Die Überzeugungen und die Wählerschaft der AfD werden durch ein Parteiverbot nicht verschwinden. Ein Verbot führt mit sehr hoher Wahrscheinlichkeit zu mehr Polarisierung, Wut und Radikalität. Viel spricht dafür, dass – wie Joachim Gauck meint – „verunsicherte konservative Bürger, die die AfD wählten, bei einem Verbot der Partei den Staat als Feind erleben würden“. Die politische Diskussion muss sich mehr mit diesem Punkt befassen. Was passiert, wenn knapp 20 Prozent der Wählerinnen und Wähler den Staat als Feind betrachten? Was sind Anreize, damit die AfD moderater wird und ihre Wählerschaft sich nicht weiter vom Staat abwendet? Sind allein Sanktionen geeignet, damit sich die AfD von ihren radikalen Teilen distanziert? Auch in dieser Hinsicht ist ein Blick zu den europäischen Nachbarn interessant. 

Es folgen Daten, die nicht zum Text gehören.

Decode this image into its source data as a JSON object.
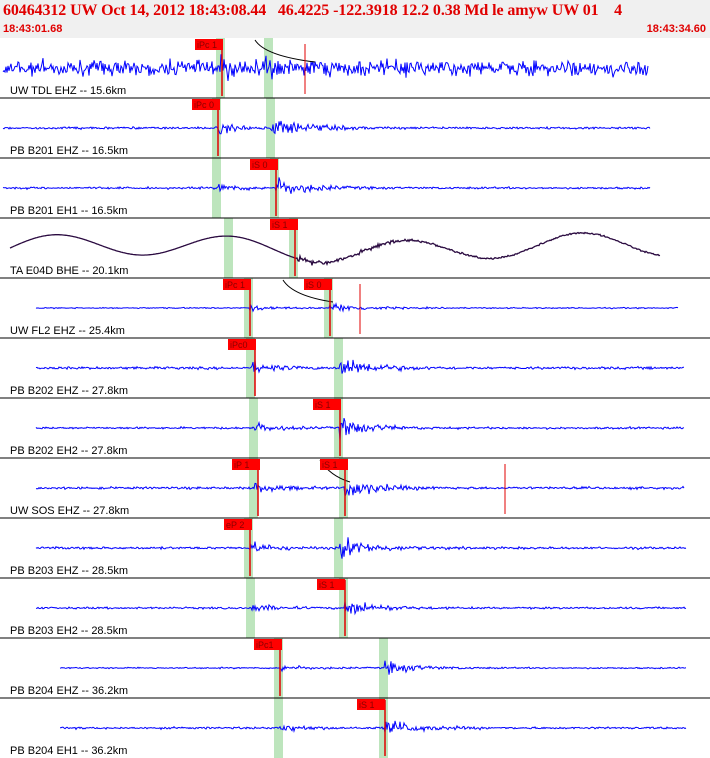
{
  "header": {
    "event_id": "60464312",
    "title": "60464312 UW Oct 14, 2012 18:43:08.44   46.4225 -122.3918 12.2 0.38 Md le amyw UW 01    4",
    "start_time": "18:43:01.68",
    "end_time": "18:43:34.60"
  },
  "colors": {
    "accent": "#e00000",
    "header_bg": "#f0f0f0",
    "trace": "#0000ff",
    "broadband_trace": "#2a0a40",
    "pick_box": "#ff0000",
    "pick_text": "#8a0000",
    "window_green": "#bde5bd",
    "divider": "#000000"
  },
  "traces": [
    {
      "label": "UW TDL EHZ -- 15.6km",
      "color": "#0000ff",
      "kind": "noisy",
      "picks": [
        {
          "text": "iPc 1"
        }
      ]
    },
    {
      "label": "PB B201 EHZ -- 16.5km",
      "color": "#0000ff",
      "kind": "quake",
      "picks": [
        {
          "text": "iPc 0"
        }
      ]
    },
    {
      "label": "PB B201 EH1 -- 16.5km",
      "color": "#0000ff",
      "kind": "quake",
      "picks": [
        {
          "text": "iS 0"
        }
      ]
    },
    {
      "label": "TA E04D BHE -- 20.1km",
      "color": "#2a0a40",
      "kind": "broadband",
      "picks": [
        {
          "text": "iS 1"
        }
      ]
    },
    {
      "label": "UW FL2 EHZ -- 25.4km",
      "color": "#0000ff",
      "kind": "quake",
      "picks": [
        {
          "text": "iPc 1"
        },
        {
          "text": "iS 0"
        }
      ]
    },
    {
      "label": "PB B202 EHZ -- 27.8km",
      "color": "#0000ff",
      "kind": "quake",
      "picks": [
        {
          "text": "iPc0"
        }
      ]
    },
    {
      "label": "PB B202 EH2 -- 27.8km",
      "color": "#0000ff",
      "kind": "quake",
      "picks": [
        {
          "text": "iS 1"
        }
      ]
    },
    {
      "label": "UW SOS EHZ -- 27.8km",
      "color": "#0000ff",
      "kind": "quake",
      "picks": [
        {
          "text": "iP 1"
        },
        {
          "text": "iS 1"
        }
      ]
    },
    {
      "label": "PB B203 EHZ -- 28.5km",
      "color": "#0000ff",
      "kind": "quake",
      "picks": [
        {
          "text": "eP 2"
        }
      ]
    },
    {
      "label": "PB B203 EH2 -- 28.5km",
      "color": "#0000ff",
      "kind": "quake",
      "picks": [
        {
          "text": "iS 1"
        }
      ]
    },
    {
      "label": "PB B204 EHZ -- 36.2km",
      "color": "#0000ff",
      "kind": "quake",
      "picks": [
        {
          "text": "iPc1"
        }
      ]
    },
    {
      "label": "PB B204 EH1 -- 36.2km",
      "color": "#0000ff",
      "kind": "quake",
      "picks": [
        {
          "text": "iS 1"
        }
      ]
    }
  ]
}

Da sehr viel auf dem Spiel steht, bedürfen diese Punkte einer tieferen gesellschaftlichen Diskussion – gerade auch mit der AfD und ihren Anhängern. In dieser Diskussion geht es nicht darum, eine Brandmauer um eine Partei zu bauen, sondern um undemokratische Positionen – wie sie Führungsleute der AfD vertreten, wichtige Teile der Partei sie bejubeln und der Rest der Partei sie toleriert. Diese Diskussion muss zuerst kommen, dann möglicherweise der Ausschluss der AfD von der Parteienfinanzierung oder das Verbot ihrer radikalen Teile. Das Verbot der Gesamtpartei kommt am Ende.